At the heart of the Act is an attempt to legitimise freedom of expression. It remains the case that an individual’s right to protect their reputation is still respected. Indeed, the hope is that libel law will become cheaper and quicker to operate for those who are genuinely offended. There are many difficult technical connections associated with this Act, particularly when it comes to the internet, but the fact remains that it represents an all-party consensus on the issue which has strengthened considerably since Lord Lester first introduced his own Bill on the subject in 2010.
Speaking as an academic, the most personally satisfying aspect of the Act is that which deals with academic freedom. It has become clear that something has to be done to protect academics in the humanities and sciences who usually have only modest personal means but whose research may be driving them to say something that is controversial about powerful business, or indeed political, interests.
The evidence of a chill factor in this terrain has been obvious for some time. Now academics who submit their work to the discipline of proper peer review will have the protection of qualified privilege.
As someone who has worked on this issue for some years sitting on the select committee of both houses chaired by Brian Mawhinney, another Northern Irishman, I was genuinely surprised when the news broke that the Assembly had decided, in effect, to ignore the existence of a new libel law in the United Kingdom.
Everyone knows for example that the Assembly has the right to do this. And everyone knows that on an issue like gay marriage there was a difference of opinion between the United Kingdom and much opinion in the province. But was this true of the libel law?
Most unionists instinctively favour equality of citizenship throughout the United Kingdom and surely this means the same rights to freedom of expression? Most republicans and nationalists consider themselves to be very strong on the human rights agenda and the British Government explicitly defends the new libel law as bringing Britain closer to the European Convention on Human Rights.
To take one important negative local consequence, there has been much recent comment on the declining status of world league tables of British provincial universities as international competition intensifies. Anyone who studies Times Higher Educational Supplement’s league table of world universities will see that the universities in the province are, to say the least, not immune.
What signal does it send out to a clever young academic thinking of coming to work in Northern Ireland if the local Assembly does not think it worthwhile to make sure that they have the same freedom to express controversial opinions as other academics in the United Kingdom?

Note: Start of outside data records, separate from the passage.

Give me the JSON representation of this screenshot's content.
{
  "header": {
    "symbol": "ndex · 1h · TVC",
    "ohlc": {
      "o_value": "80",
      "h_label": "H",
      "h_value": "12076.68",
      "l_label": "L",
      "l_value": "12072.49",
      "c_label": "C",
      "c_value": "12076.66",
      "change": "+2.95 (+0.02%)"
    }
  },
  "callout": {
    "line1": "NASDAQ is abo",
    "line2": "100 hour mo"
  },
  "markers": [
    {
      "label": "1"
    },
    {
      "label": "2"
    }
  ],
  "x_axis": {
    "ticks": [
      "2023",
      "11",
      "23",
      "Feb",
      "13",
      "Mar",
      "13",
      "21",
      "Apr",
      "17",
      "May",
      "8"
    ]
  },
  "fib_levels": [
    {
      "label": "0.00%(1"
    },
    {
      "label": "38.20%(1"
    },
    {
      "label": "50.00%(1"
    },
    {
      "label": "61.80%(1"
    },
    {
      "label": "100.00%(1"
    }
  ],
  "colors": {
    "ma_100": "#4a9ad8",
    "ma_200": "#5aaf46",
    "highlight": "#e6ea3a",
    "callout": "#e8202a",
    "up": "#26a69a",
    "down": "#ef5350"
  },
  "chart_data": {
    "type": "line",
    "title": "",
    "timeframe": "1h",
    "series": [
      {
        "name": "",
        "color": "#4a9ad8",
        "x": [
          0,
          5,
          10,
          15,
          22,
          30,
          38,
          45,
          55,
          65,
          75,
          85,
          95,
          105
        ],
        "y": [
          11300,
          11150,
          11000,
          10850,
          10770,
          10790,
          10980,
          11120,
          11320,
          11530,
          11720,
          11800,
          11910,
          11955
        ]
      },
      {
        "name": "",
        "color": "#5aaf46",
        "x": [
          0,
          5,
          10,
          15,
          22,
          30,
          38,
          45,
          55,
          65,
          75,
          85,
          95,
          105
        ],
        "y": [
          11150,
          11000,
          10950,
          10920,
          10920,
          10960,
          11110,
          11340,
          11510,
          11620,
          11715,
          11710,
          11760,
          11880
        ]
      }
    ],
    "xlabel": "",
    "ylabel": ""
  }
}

This is a matter of no small importance. The struggle to maintain the competitive position of our universities is important for the long-term economic health of the province.
The Northern Ireland judiciary is also left in an uncomfortable position being asked to operate a libel law which senior legal opinion in the rest of the United Kingdom regards as antiquated. There will inevitably be talk of human rights challenges in the courts. It would be much better if the parties in the Assembly gave themselves the time to reflect on this matter and to reconsider.
Paul Bew is a professor of politics at Queen’s University Belfast and a crossbench peer.